Вилли подхватил Аннабеллу за ноги, и они вдвоем спустили ее вниз, после чего отнесли в дом. Мануэль нес ее на руках, Вилли поддерживал голову. Оставив ее на полу у камина, Вилли бросился к двери, вопя что было сил:
– Мама! Иди сюда, ты нам нужна! Аннабелла пришла в чувство через полчаса. Она по-прежнему не размыкала век и воображала, что оказалась на том свете, где Мануэль объясняет Богу, что к чему.
– Теперь вы знаете ее подлинную историю, – говорил Мануэль. – Ее настоящее имя – Аннабелла Легрендж. Ее растили как леди, в удобстве и довольстве, а потом все перевернулось вверх тормашками: она оказалась среди помоев, оставалась в ночлежке! Она пошла со мной, потому что ей некуда было деваться: никто не хотел ее знать, кроме той, кого она до поры до времени считала своей родной матерью, но и та не выдержала и сошла с ума. У Скилленов мне иногда казалось, что она тоже свихнется. Когда мы попали к вам, то решили, что очутились в раю. Это и был бы сущий рай, если бы не эта… Она была ее нянькой, но ее уволили за то, что она назвала девочку выродком. Она мыкалась без рекомендаций, поэтому затаила на бедняжку злобу. Но ей было мало этого, она сама хвасталась, что терзала ее, грозя разоблачить как отродье содержательницы борделя.
– А кто же она еще?! Дочь шлюхи – она и есть дочь шлюхи! – Бетти ощетинилась. По щекам ее бежали слезы. – Что вы знаете? Разве вам понять, что это значит – быть уволенной без рекомендаций? И это еще не все! Всего вам никогда не узнать… Можете меня осуждать, но если бы ты, – она указала на Мануэля, – со мной не заигрывал, она бы не зашла так далеко.
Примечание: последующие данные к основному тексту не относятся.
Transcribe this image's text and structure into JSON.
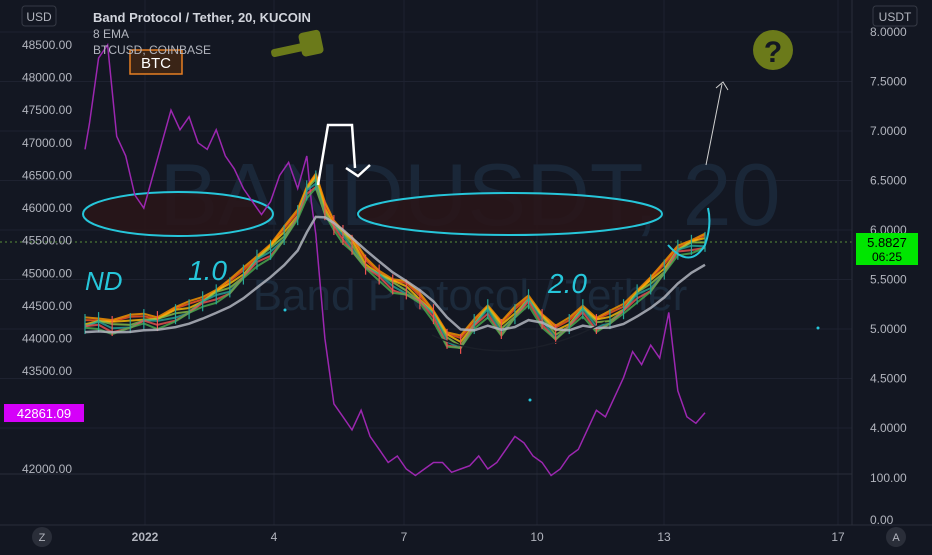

– Прости меня, Господи, за мою глупость, но я заигрывал с тобой по одной-единственной причине: чтобы ты держала язык за зубами, чтобы оставила ее в покое. Когда я напьюсь, то… – Теперь Мануэль смотрел на Вилли. – Вот что я тебе скажу: я не лучше тебя знаю, как оказался на Новый год в фургоне. Должен еще кое в чем сознаться, уж не серчайте, хозяйка… В общем, когда я сильно нагружусь, то толку от меня как от мужчины никакого, уж это я точно знаю, так что в фургоне между Нами ничего не было и быть не могло.
Мужчины деликатно отвернулись, однако миссис Фэрбейрн нисколько не смутилась. Она завладела ситуацией, сказав:
– Ладно, хватит объяснений. И давайте потише: кажется, она приходит в себя. Отнесем-ка ее в кровать.
Но Мануэль имел на сей счет особое суждение.
– Если вы не возражаете, хозяйка, я бы отнес ее к себе в дом. Нам и прежде приходилось делить кров, и из этого не вышло ничего дурного. Чтобы вы не сомневались, скажу, что у Скилленов я спал на полу в кухне, так что мне вполне можно доверить уход за ней. Главное, чтобы вы не возражали, хозяюшка.